The GDPR is a rule passed by the European Union that standardizes data protection laws across all 28 EU countries. It imposes stricter rules on controlling and processing personally identifiable information (PII) and extends the protection of EU residents’ personal data and data protection rights. Moreover, the implementation of these stricter rules can potentially address issues with invasion of privacy and identity theft. The GDPR replaces the 1995 EU Data Protection Directive.
The new rule sets a higher standard in obtaining personal data from the consumer. Usually, when a company acquires personal data from an EU consumer, it needs informed and clear consent from the user. Consumers must also be able to revoke that consent and request for the data the company has from them in order to authenticate the consent. GDPR has stricter and stronger rules for collecting and sharing data, which also means that they will be required to revise how ads are targeted online. In storing and processing data, GDPR may also require the use of encryption, data backups, passwords, and malware protection.

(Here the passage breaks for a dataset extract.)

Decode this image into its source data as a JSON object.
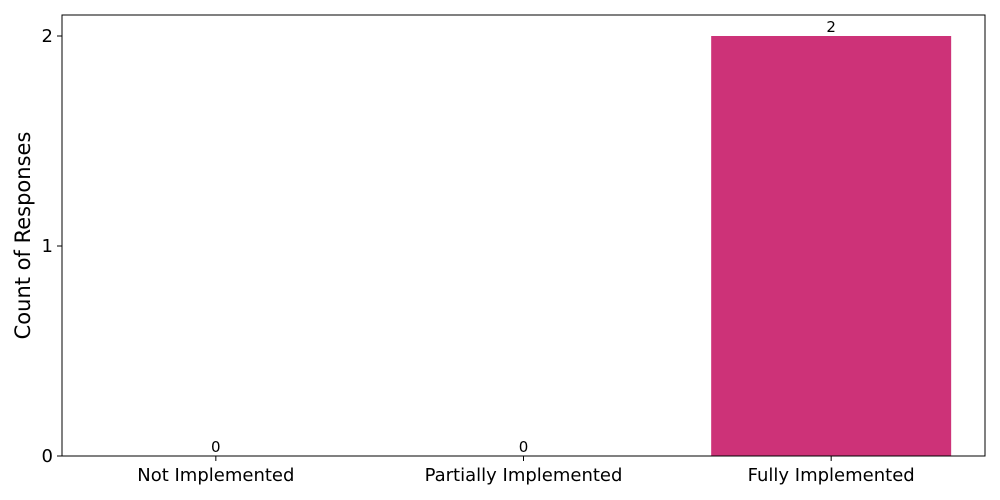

Moreover, the penalties set for violations are higher. The maximum fines for violations are currently set at 4% of the company’s global revenue or $20 million, whichever is higher. This will clearly motivate companies to comply and revise their policies on data collecting and sharing.
Consumers have taken advantage of the “free” services from Google, Facebook, and Twitter among others in exchange of giving away personal information such as email addresses, sexual orientation, and political leanings. However, users find it hard to understand what exactly they are consenting to give these tech companies when they agree on the confusing and elaborate terms and conditions. One perfect scenario that would justify the need for stricter regulations on consumer data collection is Facebook’s Cambridge Analytica scandal. Political data firm Cambridge Analytica allegedly acquired the data of 50 million Facebook users and sold the data to US politicians vying for election in 2016, in order to influence their votes.
In the US, a data privacy protection for sensitive patient data has been in place. It is called the Health Insurance Portability and Accountability Act or HIPAA. Similarly, the HIPAA Privacy Rule oversees accessing, saving, and sharing of medical and personal information of any individual.
Earlier this year, big tech companies have taken steps in compliance to the GDPR. Google, for example, has started letting users choose which data they want to share with Gmail and Google Docs, among its other products. Facebook has started complying, as well, by rolling out a single page called the global privacy center that would let users organize who sees their posts and what types of ads they see. Amazon also began enhancing their data encryption on its cloud storage and made their terms of agreement simpler.
As the GDPR is a mandate given to countries of the European Union, it only applies to EU countries, technically speaking. However, with the global nature of the Internet, this means that every online channel and service is affected by the new rule; and therefore US consumers will be greatly affected as the big tech companies start to adapt.